More than that, though, it comes down to homecourt advantage. Since the NBA instituted a 2-3-2 Finals format in 1985, 15 teams have gone down 3-1 in a series. Eleven of those 15 entered the series with the worse record, meaning they had to win the last two games of the series in a row on the road against a superior team. It’s an incredibly daunting task. That’s not to say a team like LeBron’s Cavs can’t win three straight games, including two away from home, to seize a title from the jaws of defeat. But in such a small sample size, it’s not surprising that every team has failed.

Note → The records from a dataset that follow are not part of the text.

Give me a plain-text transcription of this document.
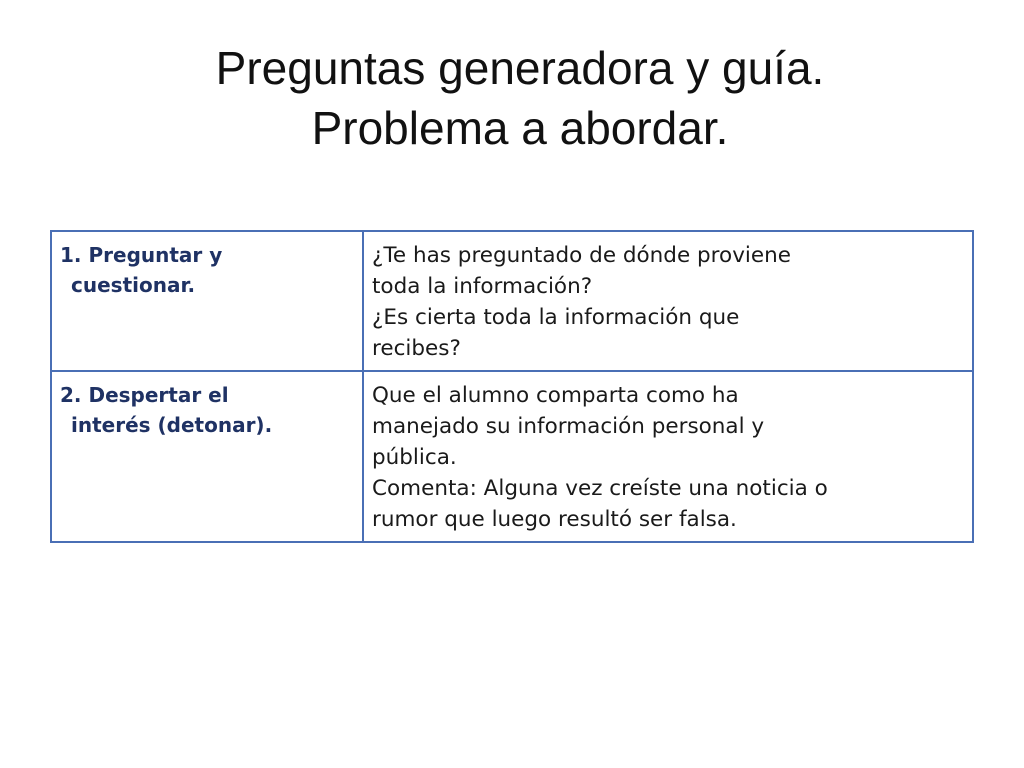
Preguntas generadora y guía.
Problema a abordar.
1. Preguntar y
cuestionar.	¿Te has preguntado de dónde proviene
toda la información?
¿Es cierta toda la información que
recibes?

2. Despertar el
interés (detonar).	Que el alumno comparta como ha
manejado su información personal y
pública.
Comenta: Alguna vez creíste una noticia o
rumor que luego resultó ser falsa.
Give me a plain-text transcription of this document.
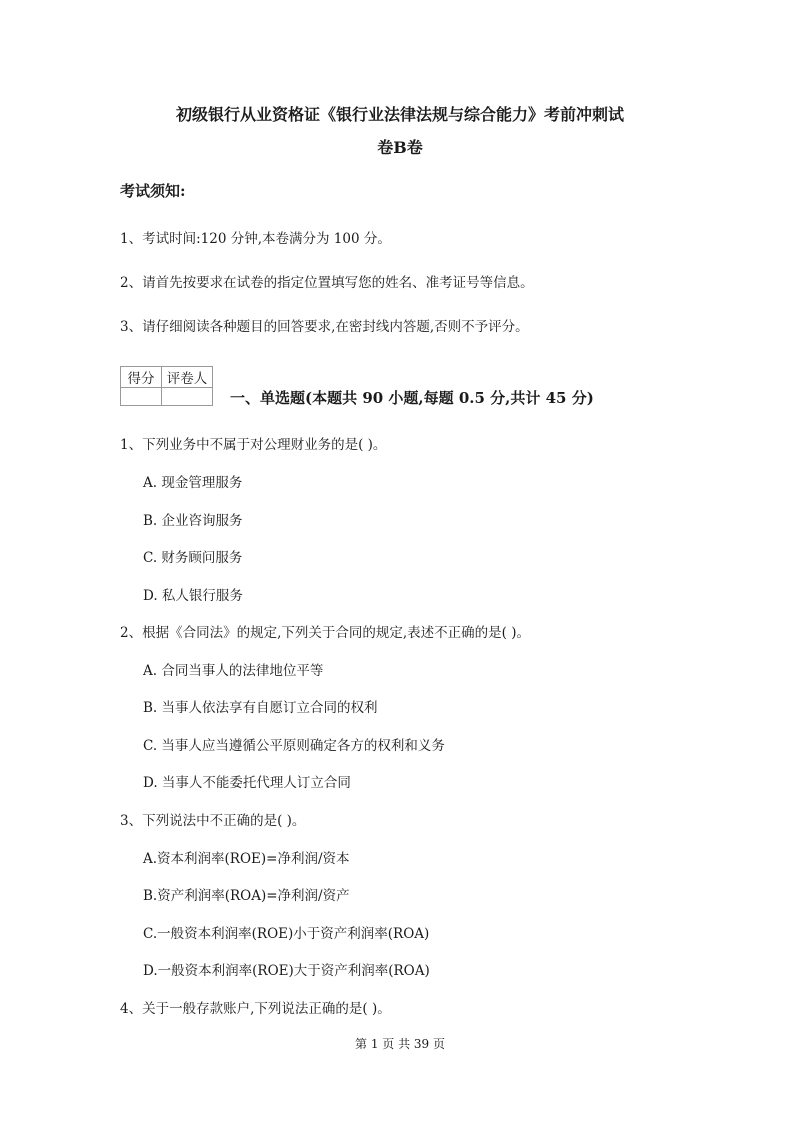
初级银行从业资格证《银行业法律法规与综合能力》考前冲刺试
卷B卷
考试须知:
1、考试时间:120 分钟,本卷满分为 100 分。
2、请首先按要求在试卷的指定位置填写您的姓名、准考证号等信息。
3、请仔细阅读各种题目的回答要求,在密封线内答题,否则不予评分。
得分	评卷人

一、单选题(本题共 90 小题,每题 0.5 分,共计 45 分)
1、下列业务中不属于对公理财业务的是( )。
A. 现金管理服务
B. 企业咨询服务
C. 财务顾问服务
D. 私人银行服务
2、根据《合同法》的规定,下列关于合同的规定,表述不正确的是( )。
A. 合同当事人的法律地位平等
B. 当事人依法享有自愿订立合同的权利
C. 当事人应当遵循公平原则确定各方的权利和义务
D. 当事人不能委托代理人订立合同
3、下列说法中不正确的是( )。
A.资本利润率(ROE)=净利润/资本
B.资产利润率(ROA)=净利润/资产
C.一般资本利润率(ROE)小于资产利润率(ROA)
D.一般资本利润率(ROE)大于资产利润率(ROA)
4、关于一般存款账户,下列说法正确的是( )。
第 1 页 共 39 页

That still leaves four teams who faced a 3-1 deficit but had two home games remaining. Why were they unable to overcome the seemingly insurmountable? Well, two of those squads — the 1993 Phoenix Suns and 1998 Utah Jazz — were up against Michael Jordan’s Chicago Bulls. So we can scratch them off the list right away; they were never going to beat Jordan three straight times with a title on the line. Another, the 2004 Los Angeles Lakers, fell victim to one of the most toxic locker rooms in NBA history and famously collapsed against the Detroit Pistons.

As for the final team? The 2012 Oklahoma City Thunder won Game 1 at home, then watched our old friend LeBron help lead his team to four straight wins and his first NBA title. What a nice bit of serendipidity that is.

Yet homecourt advantage only explains a certain percentage of the NBA’s lack of historic comebacks. After all, MLB has had that same 2-3-2 format for over 80 years. Why should such a massive gap exist between baseball and basketball comebacks?

The answer is difficult to pin down, but it’s probably threefold. First, homecourt advantage tends to be more meaningful in the NBA, especially in the postseason, than it is in MLB. Whether it’s the nature of role players in basketball or the impact officials can have on the game, it’s historically been slightly easier to win on the road in baseball.

Second, homefield advantage hasn’t always gone to the best team in the regular season in MLB. Prior to 2003, baseball alternated the "home" team in the World Series from year-to-year. From there, it’s no surprise that three of the five MLB comebacks from a 3-1 World Series deficit since 1925 have been completed by the "road" team in the series — that is, the team that had just 3 of the 7 games at home.

Third, there’s a fundamental difference between basketball and games like baseball and hockey. Variance is a more important factor in the latter, since there are so many fewer scoring opportunities. Scoring just one run or goal can win you a game in MLB or NHL; if you score just one basket in an NBA game, you’re probably not going to win that one. That’s just math.

Because a basketball game is the sum of so many baskets, the better team tends to win out over the long run — and that better team tends to be the one that takes a 3-1 lead in the first place. If, on average, I score on 50 percent of my chances and you score on 40 percent of your chances, and we each get 100 chances to score, my advantage is going to win out more frequently. If we each only get one or two shots, you might win simply because of luck.

It’s that same variance that could give the Cavaliers hope, however. Traditionally, the best basketball strategy was getting as close to the rim as possible for the highest percentage shot you could muster. The modern game embraces the 3-pointer, however — a more valuable shot that runs the risk of a lot of misses in a row if you go cold. That variance is likely part of the reason we’ve seen so many blowouts in the 2016 Finals. When one team gets hot and the other’s off, the game gets out of hand quickly. Combined with the fact that the NBA Finals are now 2-2-1-1-1, which means Cleveland doesn’t have to win twice in a row at Oracle, 2016 could be very different than the 3-1 deficits we’ve seen before.

So if the Cavs can get a little luck to go in their favor, and if LeBron and Kyrie Irving continue playing like they did in Game 5, Cleveland will have a chance at NBA history. Just don’t bet on it.